2. Organization and Functions of EPB

EPB was set up in July, 1961 right after the establishment of the military government. There was a planning agency before EPB, but EPB's organization was unique in comparison. EPB was different from Ministry of Reconstruction(MOR) in three ways.[2]

First, planning function of EPB was greatly reinforced. The formulation of economic plan was divided into three stages. The policy coordinating functions of EPB were considerably reinforced, because EPB with institutional autonomy took the lead in a planning process. Of course, if political leader isn’t enough for willingness to development and the government doesn't provide continuous support for the plans, the goal of plan, even well-formulated plan, cannot be achieved.[3] Also, if the policies are not coordinated smoothly among the ministries, even though that condition are satisfied, the economic plan was not implemented well and thus its performance too cannot help being poor.

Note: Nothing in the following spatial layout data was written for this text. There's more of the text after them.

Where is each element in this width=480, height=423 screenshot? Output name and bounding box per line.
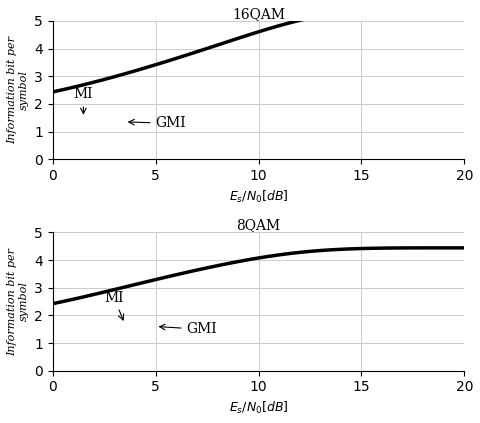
Text: MI: MI [104,291,124,320]
Title: 16QAM: 16QAM [232,7,285,21]
Title: 8QAM: 8QAM [237,218,281,233]
Text: MI: MI [73,88,93,114]
Y-axis label: Information bit per
symbol: Information bit per symbol [7,247,28,356]
Text: GMI: GMI [129,116,186,130]
Text: GMI: GMI [160,322,217,336]
Y-axis label: Information bit per
symbol: Information bit per symbol [7,36,28,144]
X-axis label: $E_s/N_0[dB]$: $E_s/N_0[dB]$ [229,400,288,416]
X-axis label: $E_s/N_0[dB]$: $E_s/N_0[dB]$ [229,189,288,205]
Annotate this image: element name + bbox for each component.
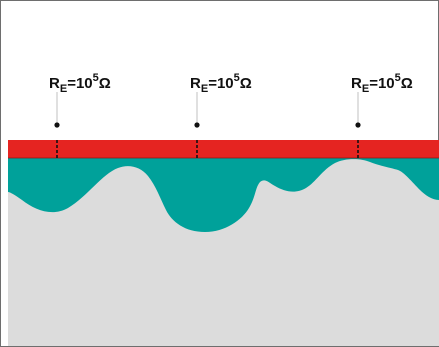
probe-contact (355, 122, 361, 128)
teal-layer (8, 158, 439, 232)
probe-label: RE=105Ω (49, 72, 111, 95)
probe-3: RE=105Ω (351, 72, 413, 158)
probe-contact (54, 122, 60, 128)
probe-label: RE=105Ω (351, 72, 413, 95)
probe-1: RE=105Ω (49, 72, 111, 158)
probe-2: RE=105Ω (190, 72, 252, 158)
probe-label: RE=105Ω (190, 72, 252, 95)
red-coating (8, 140, 439, 158)
probe-contact (194, 122, 200, 128)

Secondly, the allocating function of domestic and foreign currency was granted to EPB in order to guarantee its policy coordinating function institutionally. The private firms were able to introduce foreign currency needed for investment projects by the approval of the Economic Cooperation Bureau in EPB. When EPB was set up, domestic currency, namely the function of compiling the budget was transferred from the Finance Ministry to EPB. Although there was much controversy in the process, the transference happened following the opinion that it should be integrated into EPB in order to reinforce its planning and policy coordinating functions. By allowing EPB to administer domestic and foreign currency, its status was institutionally secured, as well.

Finally, the Bureau of Statistics was also integrated into EPB, which should analyze the current economic situations, identify problems, and suggest development directions and strategies in order to set up economic plan. Feasibility of economic plan get higher only when there is an accurate understanding of the current economic state. Thus the bureau was moved from Ministry of Home Affairs to EPB.

In short, EPB made two contributions to the economic growth of Korea; first, EPB which was not introduced within existing executive body but newly founded, and had institutional autonomy, was able to analyze economic situations objectively and suggest directions for Korean economy; and secondly, it considerably improved the performance of the economic plan by enhancing its policy coordinating function. Even the greatest plan will be nothing but a list of hopes if it is not implemented. EPB introduced two devices to do so; first, it invited the staffs of executive bodies into its planning process to coordinate short- and long-term policies. And further it handled domestic and foreign currency and thus increased its coordination. As a matter of fact, Korea's EPB is considered as a government organization with such powerful functions and authority unprecedented in the world history(Waterston 1968, p. 437).